L’expansion du « Canis lupus » classé vulnérable sur la liste rouge française de l’Union internationale pour la conservation de la nature (UICN), est plus rapide que prévue. Sa population a progressé d’environ 20 % en 2018, alors que le niveau de tirs s’est élevé à plus de 12 %, selon l’ONCFS.
Ces carnivores, éradiqués dans les années 1930 et revenus naturellement par l’Italie dans les années 1990, se concentrent dans les Alpes, le Sud-Est et l’Est. En 2018, 3 674 attaques ont eu lieu contre plus de 12 500 animaux, principalement des ovins. Ces attaques se concentrent sur les Alpes-Maritimes, les Alpes-de-Haute-Provence et la Savoie. L’été, des centaines de milliers de bêtes vont dans les alpages.
La mesure la plus symbolique est le relèvement du pourcentage de loups pouvant être tués, de 10-12 % à 17-19 %, comme annoncé en mars par Emmanuel Macron.

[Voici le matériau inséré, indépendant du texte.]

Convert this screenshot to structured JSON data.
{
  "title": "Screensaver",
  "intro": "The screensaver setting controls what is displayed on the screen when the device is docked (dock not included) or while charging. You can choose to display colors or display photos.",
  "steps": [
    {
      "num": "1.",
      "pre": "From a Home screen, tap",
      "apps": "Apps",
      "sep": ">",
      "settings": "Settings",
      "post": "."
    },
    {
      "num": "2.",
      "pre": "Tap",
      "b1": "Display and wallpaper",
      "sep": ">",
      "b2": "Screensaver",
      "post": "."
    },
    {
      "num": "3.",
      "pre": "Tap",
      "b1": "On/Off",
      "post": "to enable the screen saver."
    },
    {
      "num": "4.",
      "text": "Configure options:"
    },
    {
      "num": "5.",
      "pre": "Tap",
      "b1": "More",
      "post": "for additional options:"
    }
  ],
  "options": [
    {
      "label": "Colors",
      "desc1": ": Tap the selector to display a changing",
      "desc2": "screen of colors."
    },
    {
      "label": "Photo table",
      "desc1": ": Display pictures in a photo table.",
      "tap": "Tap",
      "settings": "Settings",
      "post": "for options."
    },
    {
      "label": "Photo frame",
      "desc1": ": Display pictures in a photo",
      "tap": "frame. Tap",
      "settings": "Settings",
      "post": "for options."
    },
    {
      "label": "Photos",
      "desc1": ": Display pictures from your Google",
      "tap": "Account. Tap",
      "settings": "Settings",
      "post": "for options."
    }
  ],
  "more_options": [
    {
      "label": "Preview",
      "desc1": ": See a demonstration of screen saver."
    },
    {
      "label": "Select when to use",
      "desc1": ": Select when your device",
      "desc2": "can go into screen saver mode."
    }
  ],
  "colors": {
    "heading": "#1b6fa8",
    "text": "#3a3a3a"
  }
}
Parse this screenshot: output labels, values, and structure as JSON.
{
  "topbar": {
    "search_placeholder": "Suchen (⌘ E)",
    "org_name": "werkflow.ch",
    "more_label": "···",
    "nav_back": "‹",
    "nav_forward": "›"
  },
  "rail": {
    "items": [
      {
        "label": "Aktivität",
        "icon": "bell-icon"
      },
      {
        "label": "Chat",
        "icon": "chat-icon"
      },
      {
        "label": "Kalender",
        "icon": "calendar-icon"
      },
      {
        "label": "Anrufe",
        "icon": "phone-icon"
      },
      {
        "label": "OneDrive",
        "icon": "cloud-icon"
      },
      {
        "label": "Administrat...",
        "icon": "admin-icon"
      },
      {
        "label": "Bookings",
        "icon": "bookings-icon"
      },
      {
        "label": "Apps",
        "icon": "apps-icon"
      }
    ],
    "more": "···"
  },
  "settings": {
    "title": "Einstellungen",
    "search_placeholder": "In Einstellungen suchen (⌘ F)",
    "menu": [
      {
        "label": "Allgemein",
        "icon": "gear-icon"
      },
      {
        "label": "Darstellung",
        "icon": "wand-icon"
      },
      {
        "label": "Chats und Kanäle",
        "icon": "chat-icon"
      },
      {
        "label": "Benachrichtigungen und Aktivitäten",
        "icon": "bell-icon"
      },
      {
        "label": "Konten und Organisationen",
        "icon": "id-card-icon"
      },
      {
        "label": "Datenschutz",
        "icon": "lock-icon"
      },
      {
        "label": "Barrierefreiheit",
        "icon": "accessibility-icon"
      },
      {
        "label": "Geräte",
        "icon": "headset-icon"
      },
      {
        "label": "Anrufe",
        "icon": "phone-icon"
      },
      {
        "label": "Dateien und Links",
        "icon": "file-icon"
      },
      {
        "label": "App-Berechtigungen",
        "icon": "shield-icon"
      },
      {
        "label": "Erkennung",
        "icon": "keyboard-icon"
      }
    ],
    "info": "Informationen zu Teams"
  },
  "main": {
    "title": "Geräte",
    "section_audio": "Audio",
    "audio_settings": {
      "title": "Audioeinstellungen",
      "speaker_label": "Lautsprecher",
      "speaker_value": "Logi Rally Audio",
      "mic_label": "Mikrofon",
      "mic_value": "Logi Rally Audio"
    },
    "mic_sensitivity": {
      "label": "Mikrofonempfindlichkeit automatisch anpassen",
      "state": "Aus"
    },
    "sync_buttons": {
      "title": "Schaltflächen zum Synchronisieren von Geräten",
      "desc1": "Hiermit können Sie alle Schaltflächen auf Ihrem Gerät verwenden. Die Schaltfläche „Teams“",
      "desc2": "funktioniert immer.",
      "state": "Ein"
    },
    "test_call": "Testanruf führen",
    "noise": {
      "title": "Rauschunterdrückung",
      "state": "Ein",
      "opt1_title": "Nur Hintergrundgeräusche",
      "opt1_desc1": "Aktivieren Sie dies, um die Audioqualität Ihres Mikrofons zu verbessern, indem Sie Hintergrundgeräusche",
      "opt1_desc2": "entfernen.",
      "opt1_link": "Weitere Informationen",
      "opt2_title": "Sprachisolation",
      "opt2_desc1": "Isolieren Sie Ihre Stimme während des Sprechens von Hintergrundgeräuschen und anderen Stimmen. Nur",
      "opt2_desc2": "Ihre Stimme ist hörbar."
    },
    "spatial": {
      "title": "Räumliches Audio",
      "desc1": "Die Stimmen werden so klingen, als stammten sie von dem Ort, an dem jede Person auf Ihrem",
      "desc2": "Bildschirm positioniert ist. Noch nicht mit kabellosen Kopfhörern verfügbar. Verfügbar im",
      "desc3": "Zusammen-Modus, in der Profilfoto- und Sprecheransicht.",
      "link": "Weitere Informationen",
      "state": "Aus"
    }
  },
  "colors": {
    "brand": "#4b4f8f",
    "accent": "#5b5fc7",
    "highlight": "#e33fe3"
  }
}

Un projet d’arrêté prévoit aussi de revoir les conditions dérogatoires permettant d’effaroucher ou de tuer des loups, même si l’espèce est protégée au niveau français et européen.
L’Etat finance actuellement des dispositifs de protection dans les zones de prédation (parcs électrifiés, chiens, gardiennage par des bergers). Il existe deux types de zones en fonction de la fréquence des attaques. Il est prévu d’en ajouter une troisième, un « cercle 0 » pour les communes où 15 attaques ou plus ont eu lieu en moyenne sur 2016-2018.
Dans ces foyers de prédation, les mesures de protection seront renforcées pour permettre un gardiennage 24 h/24 des troupeaux par des bergers.
Des tirs facilités
Les conditions dans lesquelles sont effectuées les tirs dans certaines zones sont facilitées, pour les rendre plus efficaces et des tirs pourront avoir lieu dès le 1er juillet, contre septembre auparavant.
« Les montants d’indemnisation pour les animaux d’élevage attaqués par le loup seront revalorisés », ajoutent les ministères de la transition écologique et de l’agriculture.
Dans les zones de colonisation, les éleveurs auront une aide financière pour se doter de chiens de berger. Les démarches administratives pour le financement de mesures de protection et les indemnisations en cas d’attaques seront simplifiées.
En Aveyron, Tarn, Hérault et Lozère, où est produite le Roquefort, une « zone difficilement protégeable » a été définie. Les procédures d’autorisation de tirs y sont simplifiées, même en l’absence de mesures de protection des troupeaux, une « gestion différenciée » que la Fédération nationale ovine (FNO) rejette.
Pour la FNO, la FNSEA ou encore la Fédération nationale bovine (FNB), « le compte n’y est toujours pas », selon un communiqué commun. Ils réclament la suppression du plafond de prélèvement, la possibilité pour les éleveurs de tirer « sans conditions », ainsi que « le prélèvement de meutes entières », pour aboutir à « zéro attaque ».
Pour les associations environnementalistes, multiplier les tirs n’est pas la bonne solution.
« Tout ce qui concerne la protection des troupeaux n’avance pas », déplore Bertrand Sicard de l’association de protection des grands prédateurs Ferus. Il demande une évaluation de l’efficacité des tirs, pour savoir s’ils peuvent perturber la structure sociale des loups en meute et leur stratégie de chasse.
« On rentre dans un processus de régulation de l’espèce », dénonce Marie-Paule Thiersant, de la Ligue de protection des oiseaux (LPO), associée en tant qu’ONG aux consultations, à ses yeux incompatible avec le statut d’espèce protégée.